Managing value with portfolio management – Part 2
Organizations with multiple development forms share a common goal: realizing value. Portfolio management enables the highest value by continuously managing this in a coherent manner. This follow-up provides a set of handles.

Set a change ambition for portfolio management
First, determine why portfolio management should be implemented or strengthened. Communicate this too! Build support from the start. Common reasons include not meeting customer expectations quickly enough, difficulty making choices, lack of coherence or unsustainable total costs. The change ambition must be strong enough that people are prepared to adapt current behavior. It is recommended to make the change ambition measurable, such as shorter decision-making and development time, higher customer satisfaction, or lower total costs. The goal is a change ambition that—regardless of development form—is recognized at a strategic level and in realization.
Establish strategic themes for portfolio initiatives
A portfolio is guided by strategic themes: inspiring, value-enhancing and concisely formulated spearheads. Strategic themes are often drawn up annually, but are not always properly translated at every level and made measurable. For portfolio management it is important to make them measurable. A common methodology for this is OGSM. This makes it possible to manage portfolio initiatives: continuously select, prioritize and measurably test their contribution to the results (value).
Bring coherence with a portfolio canvas
The portfolio canvas makes it visible in one overview which initiatives contribute to which strategic themes. This provides a lot of control and makes discussions about coherence and added value possible and accessible. The canvas also indicates which part of the organization, hereafter called domain, takes up which initiatives.
Simplified example of a Portfolio Canvas:

The well-known 'golden circle' Why - How - What by Simon Sinek is used to visualize initiatives from domains on the portfolio canvas, as in the example above. Each initiative receives a card with a brief description and the extent to which the initiative contributes to which strategic themes. Team collaboration is promoted by sharing this portfolio canvas with everyone in a central location (see 'obeya').
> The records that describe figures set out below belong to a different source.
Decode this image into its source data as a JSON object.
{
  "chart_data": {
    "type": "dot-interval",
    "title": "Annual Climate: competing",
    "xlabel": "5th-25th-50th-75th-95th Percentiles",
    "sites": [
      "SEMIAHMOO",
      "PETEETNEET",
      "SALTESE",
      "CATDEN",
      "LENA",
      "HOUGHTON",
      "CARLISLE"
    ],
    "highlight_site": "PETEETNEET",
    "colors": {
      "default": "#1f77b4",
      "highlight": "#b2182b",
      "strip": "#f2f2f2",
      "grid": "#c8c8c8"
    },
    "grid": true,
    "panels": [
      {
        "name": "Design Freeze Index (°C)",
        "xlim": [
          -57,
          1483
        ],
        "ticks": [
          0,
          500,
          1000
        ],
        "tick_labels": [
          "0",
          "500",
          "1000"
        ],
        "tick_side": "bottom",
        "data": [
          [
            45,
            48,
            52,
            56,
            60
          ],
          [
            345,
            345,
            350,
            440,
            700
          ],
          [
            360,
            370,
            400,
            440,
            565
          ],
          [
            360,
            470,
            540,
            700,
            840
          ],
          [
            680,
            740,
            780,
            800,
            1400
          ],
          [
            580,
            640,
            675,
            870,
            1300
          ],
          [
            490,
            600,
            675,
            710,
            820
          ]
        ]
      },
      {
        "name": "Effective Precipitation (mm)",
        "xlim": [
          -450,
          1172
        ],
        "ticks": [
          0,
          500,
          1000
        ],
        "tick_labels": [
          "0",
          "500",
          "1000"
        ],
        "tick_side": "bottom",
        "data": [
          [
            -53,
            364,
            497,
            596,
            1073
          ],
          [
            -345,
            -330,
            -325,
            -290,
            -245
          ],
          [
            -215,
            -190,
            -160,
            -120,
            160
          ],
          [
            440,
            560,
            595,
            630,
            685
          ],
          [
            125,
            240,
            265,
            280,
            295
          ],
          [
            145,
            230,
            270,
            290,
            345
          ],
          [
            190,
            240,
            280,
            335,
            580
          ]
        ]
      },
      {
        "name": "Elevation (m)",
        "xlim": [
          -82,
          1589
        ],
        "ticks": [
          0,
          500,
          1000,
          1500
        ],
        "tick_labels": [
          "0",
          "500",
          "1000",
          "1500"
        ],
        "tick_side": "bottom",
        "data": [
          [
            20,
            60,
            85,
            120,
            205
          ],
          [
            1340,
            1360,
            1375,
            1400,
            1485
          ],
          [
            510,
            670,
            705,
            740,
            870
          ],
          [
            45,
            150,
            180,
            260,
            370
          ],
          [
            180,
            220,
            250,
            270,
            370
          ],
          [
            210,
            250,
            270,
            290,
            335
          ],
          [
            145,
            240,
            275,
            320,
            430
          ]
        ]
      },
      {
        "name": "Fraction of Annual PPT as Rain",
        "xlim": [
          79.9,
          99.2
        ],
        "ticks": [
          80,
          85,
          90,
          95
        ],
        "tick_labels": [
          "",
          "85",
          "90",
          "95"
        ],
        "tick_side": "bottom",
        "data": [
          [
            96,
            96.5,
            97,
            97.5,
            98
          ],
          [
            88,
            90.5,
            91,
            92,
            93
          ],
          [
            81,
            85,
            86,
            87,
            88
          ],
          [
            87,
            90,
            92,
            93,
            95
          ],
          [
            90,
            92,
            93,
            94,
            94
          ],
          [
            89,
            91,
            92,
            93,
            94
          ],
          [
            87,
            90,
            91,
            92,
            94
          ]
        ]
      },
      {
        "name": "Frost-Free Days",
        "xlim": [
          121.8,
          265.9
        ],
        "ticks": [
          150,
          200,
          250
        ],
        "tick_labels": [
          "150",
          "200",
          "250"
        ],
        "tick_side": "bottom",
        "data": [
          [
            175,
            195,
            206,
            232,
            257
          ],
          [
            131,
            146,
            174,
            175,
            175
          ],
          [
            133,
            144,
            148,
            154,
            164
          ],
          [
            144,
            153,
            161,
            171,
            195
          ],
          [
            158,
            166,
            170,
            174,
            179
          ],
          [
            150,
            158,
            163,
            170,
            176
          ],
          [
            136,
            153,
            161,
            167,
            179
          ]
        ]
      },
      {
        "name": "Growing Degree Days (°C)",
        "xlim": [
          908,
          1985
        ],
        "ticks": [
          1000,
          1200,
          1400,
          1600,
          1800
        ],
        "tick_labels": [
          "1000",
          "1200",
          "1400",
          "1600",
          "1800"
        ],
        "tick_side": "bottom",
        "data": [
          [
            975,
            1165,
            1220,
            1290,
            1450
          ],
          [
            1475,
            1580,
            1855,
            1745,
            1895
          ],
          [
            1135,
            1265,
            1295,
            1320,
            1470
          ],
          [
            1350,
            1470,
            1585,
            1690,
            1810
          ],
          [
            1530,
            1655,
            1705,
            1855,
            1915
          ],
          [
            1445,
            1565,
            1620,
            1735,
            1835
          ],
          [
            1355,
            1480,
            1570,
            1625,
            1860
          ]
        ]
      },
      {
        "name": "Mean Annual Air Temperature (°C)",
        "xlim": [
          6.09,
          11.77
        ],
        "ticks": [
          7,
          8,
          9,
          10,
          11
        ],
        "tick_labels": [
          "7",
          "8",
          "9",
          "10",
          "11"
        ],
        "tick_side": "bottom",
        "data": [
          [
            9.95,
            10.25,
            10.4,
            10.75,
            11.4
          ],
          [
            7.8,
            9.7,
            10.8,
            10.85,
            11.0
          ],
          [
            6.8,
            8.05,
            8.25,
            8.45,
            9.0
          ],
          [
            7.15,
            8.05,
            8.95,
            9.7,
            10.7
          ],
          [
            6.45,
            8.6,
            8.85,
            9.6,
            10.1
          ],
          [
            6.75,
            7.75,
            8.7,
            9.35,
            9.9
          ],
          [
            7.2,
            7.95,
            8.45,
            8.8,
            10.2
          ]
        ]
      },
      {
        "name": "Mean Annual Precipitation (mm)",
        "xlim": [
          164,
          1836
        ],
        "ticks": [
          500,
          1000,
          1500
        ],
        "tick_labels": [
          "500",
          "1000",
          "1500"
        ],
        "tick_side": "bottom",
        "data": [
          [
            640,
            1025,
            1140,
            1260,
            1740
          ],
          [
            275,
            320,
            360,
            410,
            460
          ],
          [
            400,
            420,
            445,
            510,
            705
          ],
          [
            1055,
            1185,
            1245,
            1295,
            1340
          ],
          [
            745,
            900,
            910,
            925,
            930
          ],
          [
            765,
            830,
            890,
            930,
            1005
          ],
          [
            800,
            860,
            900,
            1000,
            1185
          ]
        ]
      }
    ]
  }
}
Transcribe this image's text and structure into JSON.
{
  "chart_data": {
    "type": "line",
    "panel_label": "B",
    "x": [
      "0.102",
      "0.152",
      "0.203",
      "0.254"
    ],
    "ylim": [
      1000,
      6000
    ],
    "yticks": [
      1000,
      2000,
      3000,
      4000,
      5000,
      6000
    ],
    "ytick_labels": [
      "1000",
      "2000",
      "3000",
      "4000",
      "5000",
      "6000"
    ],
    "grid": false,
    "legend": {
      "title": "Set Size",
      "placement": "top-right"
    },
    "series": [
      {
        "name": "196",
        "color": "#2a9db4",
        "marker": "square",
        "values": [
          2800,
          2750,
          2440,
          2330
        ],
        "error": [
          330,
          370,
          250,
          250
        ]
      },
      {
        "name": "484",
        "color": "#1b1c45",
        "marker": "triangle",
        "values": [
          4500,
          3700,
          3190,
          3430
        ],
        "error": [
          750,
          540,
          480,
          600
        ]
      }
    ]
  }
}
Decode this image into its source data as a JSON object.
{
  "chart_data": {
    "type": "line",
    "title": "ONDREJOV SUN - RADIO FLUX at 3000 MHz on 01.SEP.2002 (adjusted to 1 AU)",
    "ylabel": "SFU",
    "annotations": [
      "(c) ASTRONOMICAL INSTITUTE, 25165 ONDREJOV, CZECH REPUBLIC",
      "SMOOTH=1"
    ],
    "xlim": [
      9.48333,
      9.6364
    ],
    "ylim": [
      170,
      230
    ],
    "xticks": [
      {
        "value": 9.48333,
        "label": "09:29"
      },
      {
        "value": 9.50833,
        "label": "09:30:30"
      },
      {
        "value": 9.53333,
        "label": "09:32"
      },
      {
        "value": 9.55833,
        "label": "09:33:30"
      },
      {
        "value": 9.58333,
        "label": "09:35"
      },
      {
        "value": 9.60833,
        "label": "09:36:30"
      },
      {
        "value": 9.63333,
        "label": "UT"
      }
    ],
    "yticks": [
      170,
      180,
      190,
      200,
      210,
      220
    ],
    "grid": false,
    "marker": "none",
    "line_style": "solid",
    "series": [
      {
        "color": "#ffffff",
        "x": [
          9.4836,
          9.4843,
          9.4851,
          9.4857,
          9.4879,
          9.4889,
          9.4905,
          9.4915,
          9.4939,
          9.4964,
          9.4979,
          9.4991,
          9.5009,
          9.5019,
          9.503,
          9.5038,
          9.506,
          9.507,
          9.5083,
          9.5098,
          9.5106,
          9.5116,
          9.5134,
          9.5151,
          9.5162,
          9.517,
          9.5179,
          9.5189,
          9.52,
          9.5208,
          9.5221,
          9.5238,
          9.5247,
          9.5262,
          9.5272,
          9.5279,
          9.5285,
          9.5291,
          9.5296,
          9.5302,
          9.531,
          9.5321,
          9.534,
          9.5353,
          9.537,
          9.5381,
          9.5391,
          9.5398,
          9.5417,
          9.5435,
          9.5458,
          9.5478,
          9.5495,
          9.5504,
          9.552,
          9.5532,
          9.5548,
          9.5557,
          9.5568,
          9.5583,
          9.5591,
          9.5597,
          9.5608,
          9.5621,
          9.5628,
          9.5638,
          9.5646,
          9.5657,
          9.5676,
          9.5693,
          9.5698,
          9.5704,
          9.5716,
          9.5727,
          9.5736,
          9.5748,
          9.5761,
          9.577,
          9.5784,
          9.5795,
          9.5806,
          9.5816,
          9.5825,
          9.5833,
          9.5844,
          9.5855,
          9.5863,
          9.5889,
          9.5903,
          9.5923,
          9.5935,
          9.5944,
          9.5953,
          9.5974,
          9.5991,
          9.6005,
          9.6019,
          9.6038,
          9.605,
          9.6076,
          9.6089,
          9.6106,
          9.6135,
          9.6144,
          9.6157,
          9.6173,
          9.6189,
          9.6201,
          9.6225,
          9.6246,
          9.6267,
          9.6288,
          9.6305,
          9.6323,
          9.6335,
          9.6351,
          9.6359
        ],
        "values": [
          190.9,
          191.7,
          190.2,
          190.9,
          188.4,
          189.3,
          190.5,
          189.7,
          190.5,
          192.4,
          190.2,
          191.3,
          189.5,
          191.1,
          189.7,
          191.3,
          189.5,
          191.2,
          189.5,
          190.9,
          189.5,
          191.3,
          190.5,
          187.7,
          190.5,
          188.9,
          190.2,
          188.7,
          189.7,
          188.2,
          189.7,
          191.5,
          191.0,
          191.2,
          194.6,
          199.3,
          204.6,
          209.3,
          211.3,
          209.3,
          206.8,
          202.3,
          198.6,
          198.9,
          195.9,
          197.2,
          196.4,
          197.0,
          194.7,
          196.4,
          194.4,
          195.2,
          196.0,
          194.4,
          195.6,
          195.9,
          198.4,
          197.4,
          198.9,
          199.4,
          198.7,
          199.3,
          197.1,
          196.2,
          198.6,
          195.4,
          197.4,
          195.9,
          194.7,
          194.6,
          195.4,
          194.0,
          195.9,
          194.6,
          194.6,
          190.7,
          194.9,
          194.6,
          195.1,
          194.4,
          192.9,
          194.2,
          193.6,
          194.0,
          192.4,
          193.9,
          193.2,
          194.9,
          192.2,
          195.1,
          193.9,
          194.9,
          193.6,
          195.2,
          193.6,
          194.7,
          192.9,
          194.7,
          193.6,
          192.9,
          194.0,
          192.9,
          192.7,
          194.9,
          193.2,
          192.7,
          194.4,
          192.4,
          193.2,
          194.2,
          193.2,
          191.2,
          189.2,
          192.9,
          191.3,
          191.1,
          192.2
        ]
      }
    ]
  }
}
Collect current and new initiatives
It is regularly important to gain a good overview of all current and intended initiatives. There are all kinds of decision makers, initiatives in different phases, the status of which is not always known and various 'pots' for initiatives. When retrieving initiatives, they can be labeled differently, for example epic, feature or project. It is important to synchronize these concepts so that you can compare apples with apples
Distribute the change budget on an ongoing basis
Traditionally, budget allocation has often been a difficult task. To which domains do we allocate how much budget, will we not exceed the budget and how do we know that the budget has been well spent? This becomes less complex if the principle of lean budgeting is applied at portfolio level. A fixed amount is allocated to domains, after which initiatives are prioritized. This amount is substantiated by a plan and underlying initiatives with (if known) a business case. The principle of lean budgeting prevents budget overruns and continuously allocates budget to the initiatives that deliver the highest value.
The business case
For agile initiatives, the business case contains just enough information to lead to discussion, further elaboration and, in due course, a go or no go decision about the initiative. The business case focuses on goal, scope, expected value, KPIs and sub-initiatives, with a rough estimate of the effort. For waterfall initiatives, the business case is often described in more detail, as part of a project letter or PID. For both agile and waterfall business cases, it is recommended to also indicate an expected value and KPI as soon as sub-initiatives are concretized. In both cases it then becomes possible to evaluate the value of initiatives in the meantime and to allocate a substantiated budget to the next sub-initiative. Moreover, permanent agile teams are more about allocating (committing) resources than about allocating a budget; after all, a budget has already been allocated, on which resources are prioritized.
Distribute capacity continuously
Capacity management is often also a challenge. Traditionally, staff is assembled per project (people to work), sometimes from different corners of the organization. This makes decision-making about availability complex. Where the organization gradually becomes more agile, there will be more peace and regularity in capacity management. This is where permanent agile teams are created, which are designed for continuous prioritization and smooth delivery of initiatives with the highest value (work to people). These permanent teams also have the advantage that their production capacity can be better estimated. That capacity assessment helps portfolio decision-making to select no more initiatives than are feasible. This means that the expectations between strategic and realization levels are better aligned.
Initial guidance is provided on how an organization with different development forms can continuously strive for the highest value in a coherent manner:
- Ensure a measurable joint change ambition
- Synchronize terminology from agile and waterfall initiatives
- Visualize strategic contribution in a portfolio canvas
- Organize budget and capacity distribution on continuous prioritization of the most valuable initiatives
Tips for portfolio organization, the portfolio process and continuous improvement will follow.